On the log scale the additive identity holds; after exponentiating, the components satisfy the multiplicative identity trend * seasonal * remainder = value. This requires strictly positive data.

Other methods

Classical decomposition

methods = "classic" is the textbook decomposition implemented by stats::decompose(). The trend is a centred moving average of order equal to the frequency, the seasonal component is the average detrended value for each period, and the remainder is what is left. It is simple and fast, but shouldn’t be used in practice.

decompose_series(
  oil_derivatives,
  value_col = "production",
  methods = "classic",
  transform = "log"
)

Basic structural model

methods = "bsm" fits a Basic Structural (state-space) Model with stats::StructTS(): stochastic level, slope, and seasonal components estimated by maximum likelihood and extracted with the Kalman smoother. Unlike the moving-average methods, it returns trend and seasonal estimates for every observation and lets both components evolve over time. The trade-off is that it relies on numerical optimisation, which can occasionally fail to converge on short or irregular series.

decompose_series(
  suboil,
  value_col = "lprod",
  methods = "bsm"
)

X-13ARIMA-SEATS (seasonal)

methods = "seats" runs the U.S. Census Bureau’s X-13ARIMA-SEATS program through the seasonal package — the seasonal-adjustment procedure used by many statistical agencies. seas() is called with its automatic defaults: ARIMA model selection, log/level transformation, outlier detection, and calendar adjustment. The SEATS trend-cycle and seasonally adjusted series are then mapped to a trend/seasonal/remainder triple that reproduces the original series exactly. Because X-13 selects its own transformation internally, there is normally no need to set transform = "log" for this method.

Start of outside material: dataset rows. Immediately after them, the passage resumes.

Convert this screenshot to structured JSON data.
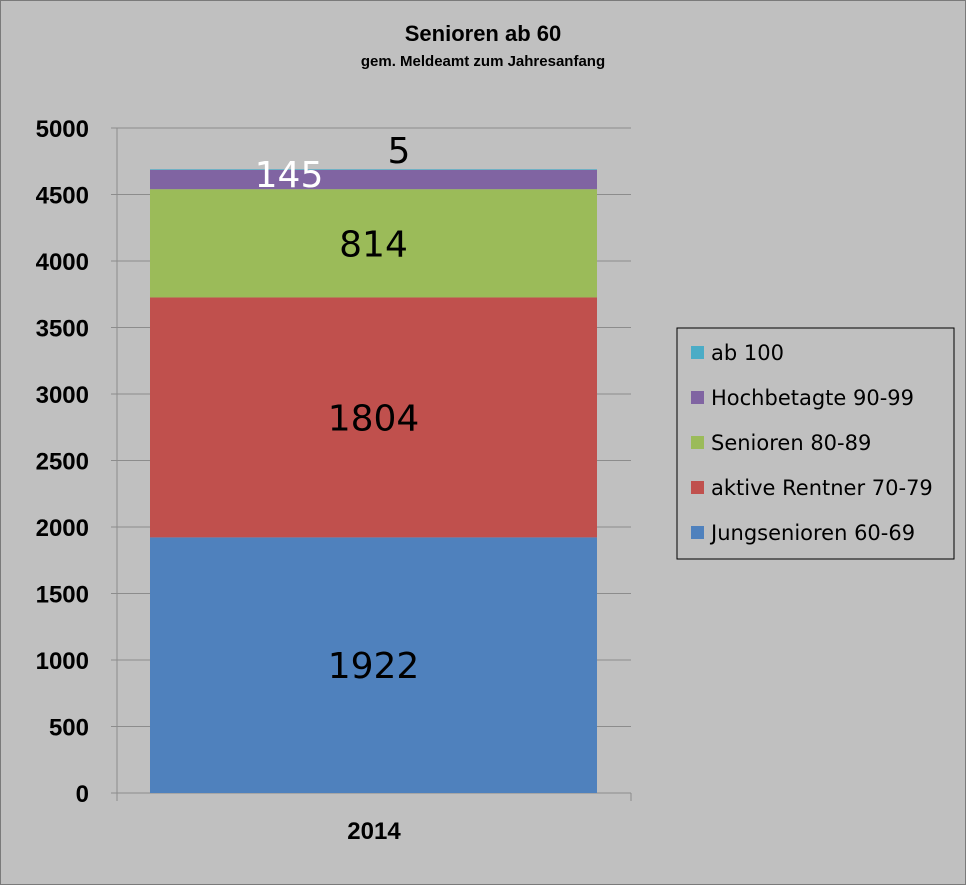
{
  "chart_data": {
    "type": "bar",
    "stacked": true,
    "title": "Senioren ab 60",
    "subtitle": "gem. Meldeamt zum Jahresanfang",
    "categories": [
      "2014"
    ],
    "ylim": [
      0,
      5000
    ],
    "yticks": [
      0,
      500,
      1000,
      1500,
      2000,
      2500,
      3000,
      3500,
      4000,
      4500,
      5000
    ],
    "grid": true,
    "legend_position": "right",
    "series": [
      {
        "name": "Jungsenioren 60-69",
        "values": [
          1922
        ],
        "color": "#4f81bd",
        "label_color": "#000000"
      },
      {
        "name": "aktive Rentner 70-79",
        "values": [
          1804
        ],
        "color": "#c0504d",
        "label_color": "#000000"
      },
      {
        "name": "Senioren 80-89",
        "values": [
          814
        ],
        "color": "#9bbb59",
        "label_color": "#000000"
      },
      {
        "name": "Hochbetagte 90-99",
        "values": [
          145
        ],
        "color": "#8064a2",
        "label_color": "#ffffff"
      },
      {
        "name": "ab 100",
        "values": [
          5
        ],
        "color": "#4bacc6",
        "label_color": "#000000"
      }
    ]
  }
}
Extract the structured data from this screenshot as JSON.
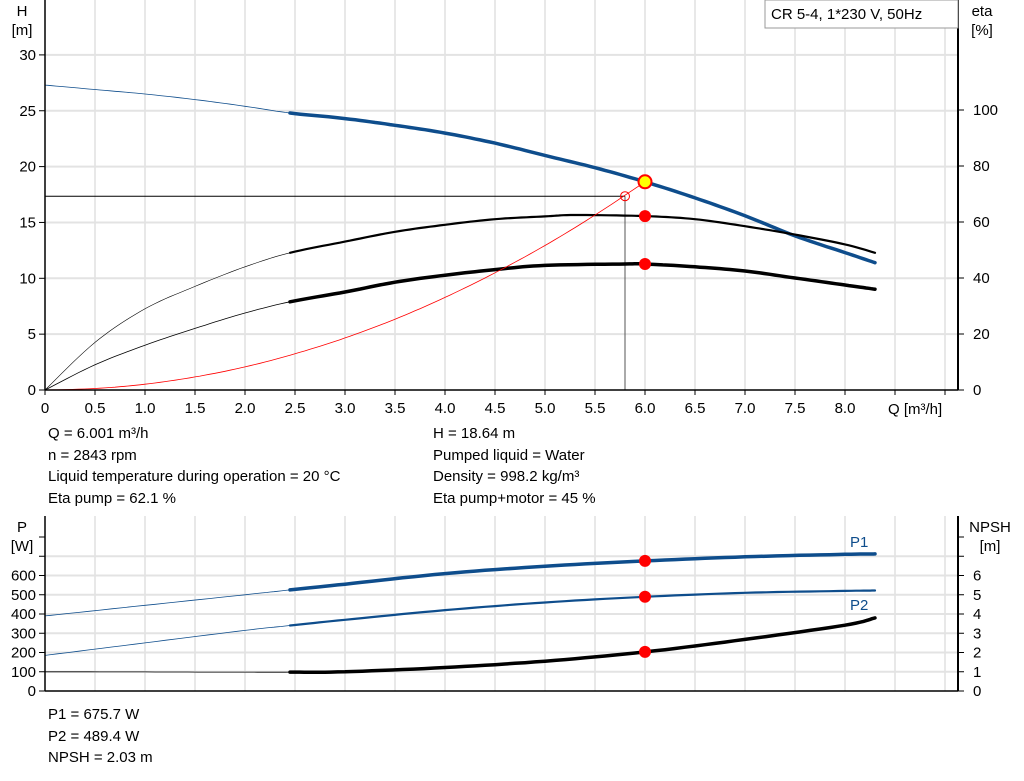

# requires the 'seasonal' package
seas_oil <- decompose_series(
  suboil,
  value_col = "lprod",
  methods = "seats"
)

ggplot(seas_oil, aes(date)) +
  geom_line(aes(y = lprod, color = "Original"), lwd = 0.7) +
  geom_line(aes(y = trend_seats, color = "Trend (SEATS)"), lwd = 0.7) +
  labs(title = "SEATS trend-cycle", y = "log production") +
  theme_series

ggplot(seas_oil, aes(date, seasonal_seats)) +
  geom_line(lwd = 0.7) +
  labs(title = "SEATS seasonal component", y = NULL) +
  theme_series

Often our interest is mainly in the series without its seasonal component. For convenience, deseason_series() wraps decompose_series() and returns the seasonally adjusted series directly.

deseas_oil <- deseason_series(
  suboil,
  value_col = "lprod",
  methods = "seats",
  # set to TRUE to also return the trend, seasonal, and remainder components
  components = FALSE
)

ggplot(deseas_oil, aes(date, seasadj_seats)) +
  geom_line(lwd = 0.7) +
  labs(
    title = "SEATS seasonally adjusted series",
    y = "log production"
  ) +
  theme_series

This is equivalent to using seasadj = TRUE in decompose_series().

decompose_series(
  suboil,
  value_col = "lprod",
  methods = "seats",
  seasadj = TRUE
)

Summary

  • decompose_series() splits a seasonal (monthly or quarterly) series into trend, seasonal, and remainder components that sum to the original series.
  • There are five available methods: "stl" (default), "regression", "classic", "bsm", and "seats"
  • All methods are additive; use transform = "log" for multiplicative seasonality, where the components instead multiply to the original series.
  • deseason_series() is a convenience wrapper that returns only the seasonally adjusted series.